1. In this retrospective cohort study, implementation of the Hospital Readmissions Reduction Program (HRRP) was unexpectedly associated with an increase in 30-day post-discharge mortality for heart failure and pneumonia but not for acute myocardial infarction.
2. There was a lack of association between the HRRP implementation and 45-day post-discharge mortality.

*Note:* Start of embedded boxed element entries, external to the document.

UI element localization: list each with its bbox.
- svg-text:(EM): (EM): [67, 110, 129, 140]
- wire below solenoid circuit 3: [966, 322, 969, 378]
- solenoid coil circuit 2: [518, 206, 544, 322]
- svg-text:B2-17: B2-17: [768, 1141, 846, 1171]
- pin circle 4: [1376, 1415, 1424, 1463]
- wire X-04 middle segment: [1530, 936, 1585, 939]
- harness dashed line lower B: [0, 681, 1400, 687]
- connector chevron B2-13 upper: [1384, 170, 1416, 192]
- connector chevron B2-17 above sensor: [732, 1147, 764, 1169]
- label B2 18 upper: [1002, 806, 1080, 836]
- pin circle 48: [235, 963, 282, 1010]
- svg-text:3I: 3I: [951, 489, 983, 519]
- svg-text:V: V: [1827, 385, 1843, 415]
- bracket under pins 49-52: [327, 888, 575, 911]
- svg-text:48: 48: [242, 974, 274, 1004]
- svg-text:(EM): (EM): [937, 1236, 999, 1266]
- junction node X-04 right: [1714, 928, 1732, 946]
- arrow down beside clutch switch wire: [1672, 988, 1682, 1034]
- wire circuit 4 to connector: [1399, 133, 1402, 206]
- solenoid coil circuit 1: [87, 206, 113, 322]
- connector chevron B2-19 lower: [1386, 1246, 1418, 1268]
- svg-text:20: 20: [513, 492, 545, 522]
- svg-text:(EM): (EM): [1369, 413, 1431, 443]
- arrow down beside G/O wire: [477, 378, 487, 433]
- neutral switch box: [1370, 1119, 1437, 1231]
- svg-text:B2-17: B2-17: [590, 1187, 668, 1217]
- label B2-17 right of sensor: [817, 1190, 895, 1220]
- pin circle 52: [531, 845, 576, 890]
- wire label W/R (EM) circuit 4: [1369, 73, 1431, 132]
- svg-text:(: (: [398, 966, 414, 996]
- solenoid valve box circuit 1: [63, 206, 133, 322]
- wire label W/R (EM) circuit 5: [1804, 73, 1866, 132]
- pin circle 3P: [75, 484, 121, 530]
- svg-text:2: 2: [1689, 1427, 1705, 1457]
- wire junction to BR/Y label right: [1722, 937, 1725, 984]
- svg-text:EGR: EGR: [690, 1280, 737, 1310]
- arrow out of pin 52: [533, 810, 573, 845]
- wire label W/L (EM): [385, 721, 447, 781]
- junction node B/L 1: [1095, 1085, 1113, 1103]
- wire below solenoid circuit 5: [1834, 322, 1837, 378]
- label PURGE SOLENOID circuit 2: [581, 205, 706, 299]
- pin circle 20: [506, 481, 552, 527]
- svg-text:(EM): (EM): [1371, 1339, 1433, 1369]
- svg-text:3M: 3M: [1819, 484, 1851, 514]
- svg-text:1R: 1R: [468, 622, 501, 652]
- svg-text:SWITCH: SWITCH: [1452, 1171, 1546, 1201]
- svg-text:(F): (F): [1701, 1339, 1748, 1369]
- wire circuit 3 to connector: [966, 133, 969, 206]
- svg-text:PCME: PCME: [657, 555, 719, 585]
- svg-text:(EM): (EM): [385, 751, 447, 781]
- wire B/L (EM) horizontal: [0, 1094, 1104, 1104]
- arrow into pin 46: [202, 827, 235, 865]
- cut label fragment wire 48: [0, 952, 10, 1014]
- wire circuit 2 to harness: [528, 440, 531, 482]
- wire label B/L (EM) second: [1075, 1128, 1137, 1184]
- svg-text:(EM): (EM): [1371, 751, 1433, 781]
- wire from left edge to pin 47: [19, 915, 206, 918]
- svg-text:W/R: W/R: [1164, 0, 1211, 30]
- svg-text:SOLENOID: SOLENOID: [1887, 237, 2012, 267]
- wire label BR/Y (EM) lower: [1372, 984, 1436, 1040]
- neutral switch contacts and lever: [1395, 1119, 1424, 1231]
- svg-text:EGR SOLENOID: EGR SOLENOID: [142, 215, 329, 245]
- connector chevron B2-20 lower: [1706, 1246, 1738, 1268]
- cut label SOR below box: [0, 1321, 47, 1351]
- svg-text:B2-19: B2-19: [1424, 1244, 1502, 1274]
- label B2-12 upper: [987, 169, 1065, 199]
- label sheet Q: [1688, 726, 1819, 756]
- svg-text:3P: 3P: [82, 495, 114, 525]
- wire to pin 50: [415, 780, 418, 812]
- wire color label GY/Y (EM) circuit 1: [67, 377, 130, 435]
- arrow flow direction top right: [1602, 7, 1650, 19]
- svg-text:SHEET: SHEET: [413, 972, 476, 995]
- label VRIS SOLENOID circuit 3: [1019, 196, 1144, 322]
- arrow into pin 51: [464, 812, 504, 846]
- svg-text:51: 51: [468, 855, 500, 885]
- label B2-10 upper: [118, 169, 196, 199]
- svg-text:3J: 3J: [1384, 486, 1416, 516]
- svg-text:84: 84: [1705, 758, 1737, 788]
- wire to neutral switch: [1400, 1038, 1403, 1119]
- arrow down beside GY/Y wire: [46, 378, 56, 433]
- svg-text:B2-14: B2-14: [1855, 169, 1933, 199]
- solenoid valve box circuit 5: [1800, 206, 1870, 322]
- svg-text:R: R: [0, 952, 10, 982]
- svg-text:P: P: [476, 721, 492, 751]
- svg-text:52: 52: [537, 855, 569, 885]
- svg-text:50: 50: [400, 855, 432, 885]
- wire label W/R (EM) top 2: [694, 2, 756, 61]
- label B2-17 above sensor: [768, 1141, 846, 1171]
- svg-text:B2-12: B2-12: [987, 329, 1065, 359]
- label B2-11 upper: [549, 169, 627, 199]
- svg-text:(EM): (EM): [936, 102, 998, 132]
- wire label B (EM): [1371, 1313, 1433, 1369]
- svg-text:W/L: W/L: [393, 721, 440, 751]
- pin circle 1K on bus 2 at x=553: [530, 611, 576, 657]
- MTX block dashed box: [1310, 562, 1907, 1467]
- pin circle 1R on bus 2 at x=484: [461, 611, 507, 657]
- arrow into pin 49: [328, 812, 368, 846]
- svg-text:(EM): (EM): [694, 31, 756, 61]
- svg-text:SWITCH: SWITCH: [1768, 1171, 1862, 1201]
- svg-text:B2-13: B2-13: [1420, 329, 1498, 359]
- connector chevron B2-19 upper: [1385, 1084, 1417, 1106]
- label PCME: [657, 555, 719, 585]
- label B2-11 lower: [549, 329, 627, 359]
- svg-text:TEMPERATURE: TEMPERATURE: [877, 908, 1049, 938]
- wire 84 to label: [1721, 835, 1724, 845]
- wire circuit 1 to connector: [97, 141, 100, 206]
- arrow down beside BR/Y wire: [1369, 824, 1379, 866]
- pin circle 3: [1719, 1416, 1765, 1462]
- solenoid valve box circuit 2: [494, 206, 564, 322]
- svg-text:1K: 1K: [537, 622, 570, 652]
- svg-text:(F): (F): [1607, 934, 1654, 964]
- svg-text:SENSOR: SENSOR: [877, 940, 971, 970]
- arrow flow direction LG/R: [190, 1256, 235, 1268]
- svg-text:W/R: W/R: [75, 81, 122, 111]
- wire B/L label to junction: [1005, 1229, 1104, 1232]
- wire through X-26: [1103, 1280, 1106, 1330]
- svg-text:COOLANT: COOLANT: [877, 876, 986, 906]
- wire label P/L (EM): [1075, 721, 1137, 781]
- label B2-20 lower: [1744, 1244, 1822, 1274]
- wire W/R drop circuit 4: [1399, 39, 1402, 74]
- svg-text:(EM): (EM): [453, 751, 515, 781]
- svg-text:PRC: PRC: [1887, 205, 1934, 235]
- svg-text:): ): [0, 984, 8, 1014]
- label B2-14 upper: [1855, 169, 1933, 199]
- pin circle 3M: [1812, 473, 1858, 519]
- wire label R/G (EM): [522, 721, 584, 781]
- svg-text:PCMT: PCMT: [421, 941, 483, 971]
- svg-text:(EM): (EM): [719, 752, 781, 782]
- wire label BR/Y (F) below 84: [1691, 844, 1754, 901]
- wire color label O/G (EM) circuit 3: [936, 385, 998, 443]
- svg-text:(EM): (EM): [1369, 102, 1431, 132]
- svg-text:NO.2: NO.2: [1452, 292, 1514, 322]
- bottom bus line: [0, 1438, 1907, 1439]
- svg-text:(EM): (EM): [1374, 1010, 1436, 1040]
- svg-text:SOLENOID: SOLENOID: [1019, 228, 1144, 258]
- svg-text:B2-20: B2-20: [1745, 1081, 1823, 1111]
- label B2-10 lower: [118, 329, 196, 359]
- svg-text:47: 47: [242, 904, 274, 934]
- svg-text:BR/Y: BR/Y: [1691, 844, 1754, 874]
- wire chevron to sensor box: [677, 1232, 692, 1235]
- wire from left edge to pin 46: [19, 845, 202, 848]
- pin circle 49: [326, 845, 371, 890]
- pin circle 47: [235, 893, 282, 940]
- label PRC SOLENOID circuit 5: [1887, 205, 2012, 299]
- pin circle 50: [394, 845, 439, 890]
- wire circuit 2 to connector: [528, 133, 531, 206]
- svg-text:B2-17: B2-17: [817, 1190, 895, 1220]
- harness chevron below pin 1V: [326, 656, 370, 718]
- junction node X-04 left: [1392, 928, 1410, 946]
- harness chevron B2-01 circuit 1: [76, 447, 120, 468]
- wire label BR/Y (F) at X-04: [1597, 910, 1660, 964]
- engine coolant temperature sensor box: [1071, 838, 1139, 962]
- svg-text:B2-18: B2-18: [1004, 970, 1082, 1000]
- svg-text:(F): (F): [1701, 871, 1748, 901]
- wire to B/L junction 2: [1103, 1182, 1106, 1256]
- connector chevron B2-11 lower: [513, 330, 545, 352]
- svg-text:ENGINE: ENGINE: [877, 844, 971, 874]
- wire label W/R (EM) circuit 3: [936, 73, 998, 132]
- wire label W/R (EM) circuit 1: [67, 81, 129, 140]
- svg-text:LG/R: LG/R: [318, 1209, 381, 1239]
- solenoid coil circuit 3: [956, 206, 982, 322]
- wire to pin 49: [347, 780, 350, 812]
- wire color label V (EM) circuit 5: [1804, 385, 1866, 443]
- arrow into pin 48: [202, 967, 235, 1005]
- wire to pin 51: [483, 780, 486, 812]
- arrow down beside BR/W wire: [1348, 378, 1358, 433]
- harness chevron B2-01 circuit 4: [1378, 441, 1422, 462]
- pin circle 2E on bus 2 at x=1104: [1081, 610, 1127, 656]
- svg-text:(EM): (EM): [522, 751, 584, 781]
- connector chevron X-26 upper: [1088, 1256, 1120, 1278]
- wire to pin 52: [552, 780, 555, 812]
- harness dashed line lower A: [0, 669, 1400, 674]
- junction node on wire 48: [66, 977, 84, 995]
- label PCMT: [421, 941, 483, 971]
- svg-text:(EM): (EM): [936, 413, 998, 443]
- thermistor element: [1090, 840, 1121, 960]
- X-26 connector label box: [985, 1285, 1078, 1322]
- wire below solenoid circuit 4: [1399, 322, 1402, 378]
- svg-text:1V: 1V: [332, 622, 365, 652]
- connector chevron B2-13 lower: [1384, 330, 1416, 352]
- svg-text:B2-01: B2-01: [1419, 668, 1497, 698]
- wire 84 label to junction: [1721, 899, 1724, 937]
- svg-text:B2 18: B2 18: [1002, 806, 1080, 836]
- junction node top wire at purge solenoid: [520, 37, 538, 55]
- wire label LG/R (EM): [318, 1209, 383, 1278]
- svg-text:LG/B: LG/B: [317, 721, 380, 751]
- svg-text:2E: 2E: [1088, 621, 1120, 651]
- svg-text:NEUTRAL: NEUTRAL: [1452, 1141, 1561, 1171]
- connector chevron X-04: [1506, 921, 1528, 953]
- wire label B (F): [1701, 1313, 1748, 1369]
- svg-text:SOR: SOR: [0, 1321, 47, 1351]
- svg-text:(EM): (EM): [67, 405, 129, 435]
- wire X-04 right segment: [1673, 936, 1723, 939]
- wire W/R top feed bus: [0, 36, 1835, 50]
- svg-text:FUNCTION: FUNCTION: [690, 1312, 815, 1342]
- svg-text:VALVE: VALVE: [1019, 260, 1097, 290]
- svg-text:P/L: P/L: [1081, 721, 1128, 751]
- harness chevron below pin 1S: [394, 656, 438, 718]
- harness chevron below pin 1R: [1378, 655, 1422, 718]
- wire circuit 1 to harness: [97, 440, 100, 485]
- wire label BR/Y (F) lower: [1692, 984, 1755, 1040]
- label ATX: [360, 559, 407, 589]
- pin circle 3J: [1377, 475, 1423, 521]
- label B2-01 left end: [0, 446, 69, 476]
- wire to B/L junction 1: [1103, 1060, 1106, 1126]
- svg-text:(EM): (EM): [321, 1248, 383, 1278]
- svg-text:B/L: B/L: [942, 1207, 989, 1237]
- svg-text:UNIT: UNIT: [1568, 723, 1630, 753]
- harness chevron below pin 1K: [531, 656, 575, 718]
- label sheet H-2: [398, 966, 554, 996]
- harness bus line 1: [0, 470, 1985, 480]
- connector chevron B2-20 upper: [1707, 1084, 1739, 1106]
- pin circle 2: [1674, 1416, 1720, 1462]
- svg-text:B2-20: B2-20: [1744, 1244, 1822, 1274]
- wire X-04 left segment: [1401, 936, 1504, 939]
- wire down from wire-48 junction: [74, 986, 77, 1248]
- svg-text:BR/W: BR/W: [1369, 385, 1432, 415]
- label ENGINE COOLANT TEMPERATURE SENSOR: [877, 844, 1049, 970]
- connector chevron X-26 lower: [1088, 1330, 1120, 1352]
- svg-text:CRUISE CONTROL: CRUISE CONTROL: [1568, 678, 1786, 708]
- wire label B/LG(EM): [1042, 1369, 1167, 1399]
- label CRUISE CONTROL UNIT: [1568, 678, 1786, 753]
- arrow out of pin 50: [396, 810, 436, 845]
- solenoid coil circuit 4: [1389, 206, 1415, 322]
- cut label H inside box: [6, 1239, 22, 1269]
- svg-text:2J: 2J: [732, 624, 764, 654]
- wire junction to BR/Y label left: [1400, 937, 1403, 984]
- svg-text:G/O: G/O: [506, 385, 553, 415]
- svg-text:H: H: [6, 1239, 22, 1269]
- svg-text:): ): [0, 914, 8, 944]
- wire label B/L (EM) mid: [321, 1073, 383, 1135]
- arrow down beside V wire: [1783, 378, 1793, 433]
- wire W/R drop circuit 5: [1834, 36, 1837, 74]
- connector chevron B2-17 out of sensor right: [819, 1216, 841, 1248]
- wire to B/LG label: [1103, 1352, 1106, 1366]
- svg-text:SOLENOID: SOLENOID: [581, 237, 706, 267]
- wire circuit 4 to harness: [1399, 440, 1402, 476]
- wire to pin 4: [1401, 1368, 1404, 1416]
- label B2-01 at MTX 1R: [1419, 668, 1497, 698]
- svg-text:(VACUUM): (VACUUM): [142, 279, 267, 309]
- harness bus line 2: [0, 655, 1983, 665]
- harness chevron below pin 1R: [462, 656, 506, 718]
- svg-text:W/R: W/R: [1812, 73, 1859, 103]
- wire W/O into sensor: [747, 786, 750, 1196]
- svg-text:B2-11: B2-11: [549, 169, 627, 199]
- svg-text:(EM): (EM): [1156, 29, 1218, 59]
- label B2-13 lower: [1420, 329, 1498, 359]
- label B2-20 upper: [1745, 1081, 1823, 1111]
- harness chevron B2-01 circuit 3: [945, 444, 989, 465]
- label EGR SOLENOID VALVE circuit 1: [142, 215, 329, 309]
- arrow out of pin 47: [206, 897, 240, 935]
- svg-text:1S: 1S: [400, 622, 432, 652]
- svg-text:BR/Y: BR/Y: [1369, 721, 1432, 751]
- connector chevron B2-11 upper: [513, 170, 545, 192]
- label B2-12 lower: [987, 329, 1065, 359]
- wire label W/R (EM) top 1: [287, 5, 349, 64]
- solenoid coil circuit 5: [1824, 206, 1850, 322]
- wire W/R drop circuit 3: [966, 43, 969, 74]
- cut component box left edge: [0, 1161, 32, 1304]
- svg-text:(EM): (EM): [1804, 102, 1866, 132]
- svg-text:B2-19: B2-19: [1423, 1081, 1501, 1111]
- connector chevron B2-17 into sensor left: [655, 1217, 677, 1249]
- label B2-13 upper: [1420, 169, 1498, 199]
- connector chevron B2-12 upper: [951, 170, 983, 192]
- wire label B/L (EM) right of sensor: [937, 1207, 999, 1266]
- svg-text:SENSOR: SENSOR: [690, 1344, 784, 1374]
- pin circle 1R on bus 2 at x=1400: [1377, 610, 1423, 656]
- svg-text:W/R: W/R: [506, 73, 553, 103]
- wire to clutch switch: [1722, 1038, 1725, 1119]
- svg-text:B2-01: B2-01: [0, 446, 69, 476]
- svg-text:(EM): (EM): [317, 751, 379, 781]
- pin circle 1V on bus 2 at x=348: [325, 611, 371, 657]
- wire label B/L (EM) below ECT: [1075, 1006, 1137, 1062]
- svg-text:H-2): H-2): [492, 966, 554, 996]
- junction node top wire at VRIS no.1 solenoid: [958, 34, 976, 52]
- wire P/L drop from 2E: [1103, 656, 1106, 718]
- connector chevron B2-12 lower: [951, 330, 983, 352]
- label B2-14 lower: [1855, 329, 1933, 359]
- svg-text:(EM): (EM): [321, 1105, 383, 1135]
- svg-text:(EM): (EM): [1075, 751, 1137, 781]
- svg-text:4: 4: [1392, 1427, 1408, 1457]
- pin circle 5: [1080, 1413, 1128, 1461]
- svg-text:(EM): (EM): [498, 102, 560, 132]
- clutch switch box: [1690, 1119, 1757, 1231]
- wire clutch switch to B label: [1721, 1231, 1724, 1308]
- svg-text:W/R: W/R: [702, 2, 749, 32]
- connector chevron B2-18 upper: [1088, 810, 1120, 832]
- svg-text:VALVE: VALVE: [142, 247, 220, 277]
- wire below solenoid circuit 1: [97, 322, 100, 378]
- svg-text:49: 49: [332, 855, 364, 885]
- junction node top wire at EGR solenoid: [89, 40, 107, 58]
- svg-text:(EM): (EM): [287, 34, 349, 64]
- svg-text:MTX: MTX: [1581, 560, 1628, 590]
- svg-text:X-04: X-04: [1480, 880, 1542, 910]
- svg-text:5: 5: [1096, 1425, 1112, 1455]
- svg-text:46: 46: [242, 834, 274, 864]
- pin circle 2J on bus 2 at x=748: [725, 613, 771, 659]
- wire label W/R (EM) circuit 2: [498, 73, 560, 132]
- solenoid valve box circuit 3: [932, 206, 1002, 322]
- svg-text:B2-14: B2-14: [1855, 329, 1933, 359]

Evidence Rating Level: 2 (Good)
Study Rundown: The Hospital Readmissions Reductions Program (HRRP) was established under the Affordable Care Act in 2010, implemented in 2012, and imposed financial penalties on hospitals that had higher-than-expected 30-day readmission rates for patients with heart failure (HF), acute myocardial infarction (AMI), and pneumonia. However, it was unclear if the program would lead to more careful discharge planning and better discharge outcomes. In this retrospective cohort review, patients with HF and pneumonia had increased 30-day post-discharge mortality after both announcement and implementation of the policy than before. Among patients with AMI, 30-day post-discharge mortality declined after the announcement and remained stable after implementation. No significant associations between HRRP and 45-day post-discharge mortality were found for any of the subpopulations.
Overall, the study shows surprising results whereby, in an attempt to lower readmission rates, HRRP may have resulted in increased mortality. However, it is unclear why the 30-day but not 45-day time point was associated with increased mortality, and the limitations of the study as a retrospective cohort may have contributed to this unexpected finding. Further research is needed to truly understand if the effects were a result of this policy.
Relevant Reading: Hospital Readmissions Reduction Program
In-Depth [retrospective cohort]: This study utilized Medicare Provider Analysis and Review files to identify hospital admissions and discharges at short-term acute care hospitals from April 1, 2005, through March 31, 2015. Medicare beneficiaries aged 65 years or older with a principle discharge diagnosis of heart failure (HF), acute myocardial infarction (AMI), or pneumonia were evaluated. The study identified 4 study periods of equal duration for the index hospitalization. These were non-overlapping periods and included the following: two periods before Hospital Readmissions Reduction Program (HRRP) announcement (period 1, April 2005-September 2007 and period 2, October 2007-March 2010), a period after HRRP announcement (period 3, April 2010-September 2012), and a period after HRRP implementation (period 4, October 2012-March 2015). Primary outcomes included 30-day post-discharge patient mortality for HF, AMI, and pneumonia. For patients with HF, post-discharge mortality increased before announcement (0.27% increase from period 1 to period 2), with announcement (0.49% increase from period 2 to period 3; P = 0.01), and after implementation of the policy (0.52% increase from period 3 to period 4, P = 0.001). Among patients with pneumonia, post-discharge mortality increased both with announcement (0.04% increase from period 1 to period 2) and implementation of the policy (0.44% post-HRRP implementation, P < 0.001). Finally, among patients with AMI, 30-day post-discharge mortality declined with announcement (0.18% pre-HRRP increase vs 0.08% post-HRRP announcement decrease, P = 0.01%), and remained stable after implementation. There were no significant associations for the 45-day time point (p > 0.05).